Quanto à electricidade a existência de tarifas sociais de aplicação automática (com custos suportados pelos operadores) a cidadãos que beneficiem de determinadas prestações sociais com condição de recurso foi um importante passo em frente. Que faltaria completar com a criação de um mecanismo de financiamento do “fornecimento suficiente” daqueles que durante um determinado período de tempo não têm condições financeiras para suportar total ou parcialmente os custos dos serviços, mesmo com a aplicação das tarifas sociais.

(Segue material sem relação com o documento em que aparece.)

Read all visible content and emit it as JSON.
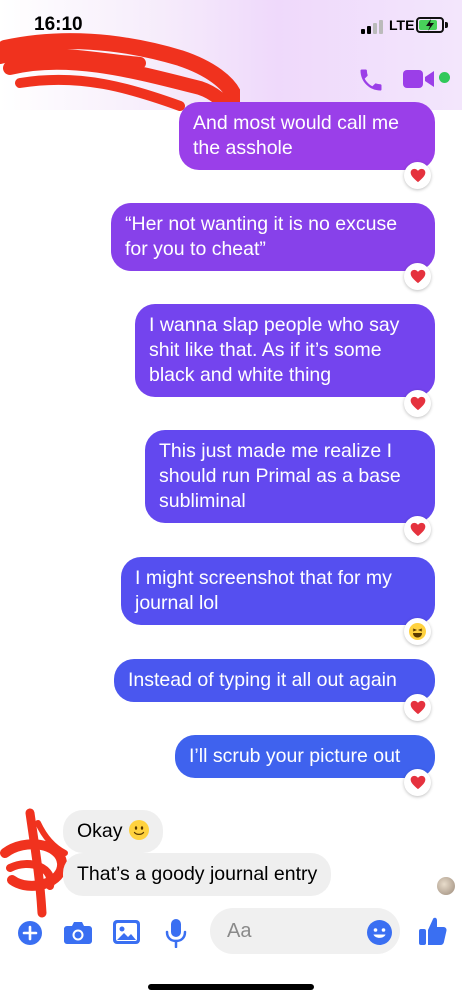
{
  "status_bar": {
    "time": "16:10",
    "network": "LTE"
  },
  "colors": {
    "bubble_top": "#9b3fe8",
    "bubble_mid": "#6f44f0",
    "bubble_bottom": "#4a59ee",
    "incoming_bubble": "#efefef",
    "accent": "#3a6ff2",
    "heart": "#e5323e",
    "scribble": "#f0321e"
  },
  "header": {
    "call_icon": "phone-icon",
    "video_icon": "video-camera-icon"
  },
  "messages": [
    {
      "direction": "out",
      "text": "And most would call me\nthe asshole",
      "reaction": "heart"
    },
    {
      "direction": "out",
      "text": "“Her not wanting it is no excuse\nfor you to cheat”",
      "reaction": "heart"
    },
    {
      "direction": "out",
      "text": "I wanna slap people who say\nshit like that. As if it’s some\nblack and white thing",
      "reaction": "heart"
    },
    {
      "direction": "out",
      "text": "This just made me realize I\nshould run Primal as a base\nsubliminal",
      "reaction": "heart"
    },
    {
      "direction": "out",
      "text": "I might screenshot that for my\njournal lol",
      "reaction": "laughing"
    },
    {
      "direction": "out",
      "text": "Instead of typing it all out again",
      "reaction": "heart"
    },
    {
      "direction": "out",
      "text": "I’ll scrub your picture out",
      "reaction": "heart"
    },
    {
      "direction": "in",
      "text": "Okay",
      "emoji": "slightly-smiling-face"
    },
    {
      "direction": "in",
      "text": "That’s a goody journal entry"
    }
  ],
  "composer": {
    "placeholder": "Aa",
    "icons": [
      "plus-icon",
      "camera-icon",
      "photo-icon",
      "microphone-icon",
      "emoji-icon",
      "thumbs-up-icon"
    ]
  }
}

Quanto aos serviços de telecomunicações seria interessante definir um “Pacote mínimo” de serviços de TV+internet+voz e criar uma tarifa social para o seu pagamento pelos utentes, em condições idênticas às vigentes para a electricidade. Esta medida deveria ser de aplicação universal. Em seguida complementar esta medida pela criação de um mecanismo de financiamento para aqueles que não têm condições financeiras para suportar (total ou parcialmente) os custos do serviço, mesmo com a aplicação da tarifa social. Seria oportuno discutir o âmbito de aplicação desta última medida: deveria ser de aplicação universal ou contemplar apenas (o que talvez fosse mais viável e razoável neste momento) aqueles em que o acesso aos serviços referidos fossem cruciais para assegurar o acesso pleno à escola pública e ao SNS (famílias com crianças em idade escolar que interessasse manter a beneficiar do ensino à distância, cidadãos doentes ou em quarentena seguidos pelos serviços de saúde com recurso à telemedicina, idosos vivendo isolados, etc.)?
A proposta que faço não é nada de radicalmente novo na Europa. Pois, por exemplo, o mecanismo de financiamento (através do orçamento social ao nível dos departamentos) que de há muito existia em França, e que referi a propósito do financiamento do direito à água, já abrangia (e para além da água) o pagamento, a cidadãos comprovadamente sem recursos para suportar os respectivos custos, de uma parcela dos consumos de electricidade e de telefone para pessoas idosas.